As informações são da coluna de Ancelmo Gois, do jornal ‘O Globo’.
De acordo com a publicação, a decisão da 18ª Câmara de Direito Privado manteve determinação da 1ª Vara de Órfãos e Sucessões da Capital que mandou depositar esse dinheiro em conta judicial até a conclusão da partilha dos bens.
Os filhos do cantor, Luísa Carolina Faissol, Isabel Gilberto e João Marcelo Weinert, entraram na Justiça alegando que os rendimentos gerados pelas obras do pai após o seu falecimento não deveriam ser considerados parte do espólio para pagamento de dívidas.
A defesa dos herdeiros pontuou que, pelo o fato do valor ter sido gerado após a morte de João Gilberto, eles teriam direito ao recebimento direto das quantias para sua própria subsistência.
No entanto, o colegiado concluiu que, embora a herança passe aos herdeiros no momento da morte, os bens permanecem indivisos (em um “bloco único”) até a partilha final.

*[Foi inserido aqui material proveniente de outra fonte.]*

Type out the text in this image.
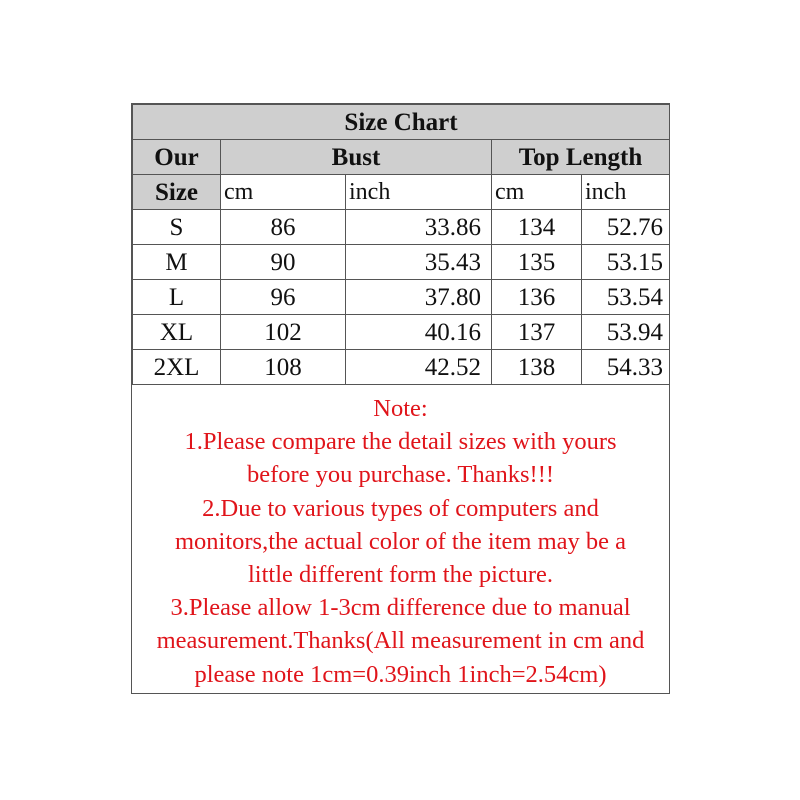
Size Chart				
Our	Bust		Top Length	
Size	cm	inch	cm	inch
S	86	33.86	134	52.76
M	90	35.43	135	53.15
L	96	37.80	136	53.54
XL	102	40.16	137	53.94
2XL	108	42.52	138	54.33
Note:
1.Please compare the detail sizes with yours
before you purchase. Thanks!!!
2.Due to various types of computers and
monitors,the actual color of the item may be a
little different form the picture.
3.Please allow 1-3cm difference due to manual
measurement.Thanks(All measurement in cm and
please note 1cm=0.39inch 1inch=2.54cm)
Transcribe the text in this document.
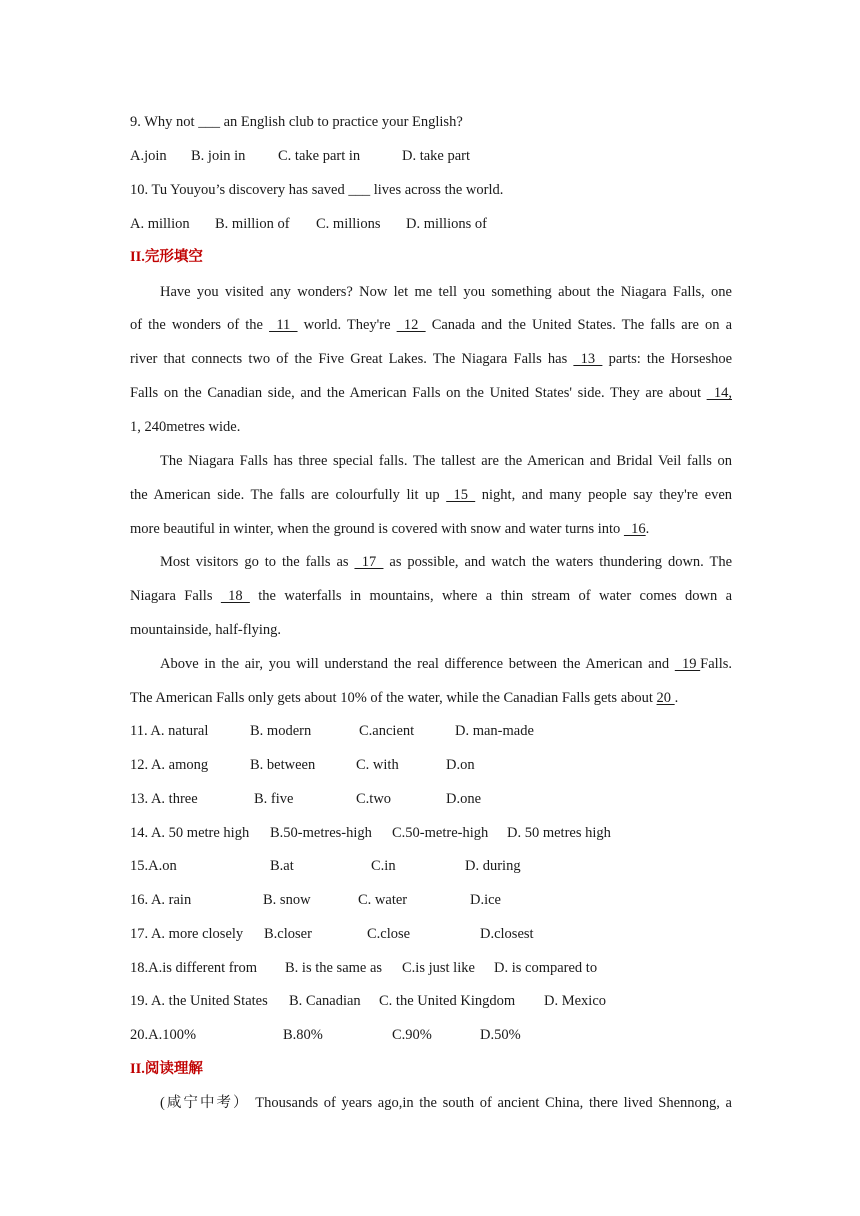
9. Why not ___ an English club to practice your English?
A.join B. join in C. take part in	D. take part
10. Tu Youyou’s discovery has saved ___ lives across the world.
A. million B. million of C. millions D. millions of
II.完形填空
Have you visited any wonders? Now let me tell you something about the Niagara Falls, one
of the wonders of the   11   world. They're   12   Canada and the United States. The falls are on a
river that connects two of the Five Great Lakes. The Niagara Falls has   13   parts: the Horseshoe
Falls on the Canadian side, and the American Falls on the United States' side. They are about   14,
1, 240metres wide.
The Niagara Falls has three special falls. The tallest are the American and Bridal Veil falls on
the American side. The falls are colourfully lit up   15   night, and many people say they're even
more beautiful in winter, when the ground is covered with snow and water turns into   16.
Most visitors go to the falls as   17   as possible, and watch the waters thundering down. The
Niagara Falls   18   the waterfalls in mountains, where a thin stream of water comes down a
mountainside, half-flying.
Above in the air, you will understand the real difference between the American and   19 Falls.
The American Falls only gets about 10% of the water, while the Canadian Falls gets about 20 .
11. A. natural	B. modern	C.ancient	D. man-made
12. A. among	B. between	C. with	D.on
13. A. three	B. five	C.two	D.one
14. A. 50 metre high B.50-metres-high C.50-metre-high D. 50 metres high
15.A.on	B.at	C.in	D. during
16. A. rain	B. snow	C. water	D.ice
17. A. more closely B.closer	C.close	D.closest
18.A.is different from B. is the same as C.is just like D. is compared to
19. A. the United States B. Canadian C. the United Kingdom D. Mexico
20.A.100%	B.80%	C.90%	D.50%
II.阅读理解
(咸宁中考） Thousands of years ago,in the south of ancient China, there lived Shennong, a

Para o tribunal, a liberação antecipada poderia prejudicar a futura divisão dos bens e o pagamento de eventuais credores.
Com isso, os valores provenientes de direitos autorais e contratos conexos continuam sob controle judicial até que todos os credores sejam pagos e os quinhões de cada herdeiro sejam devidamente definidos.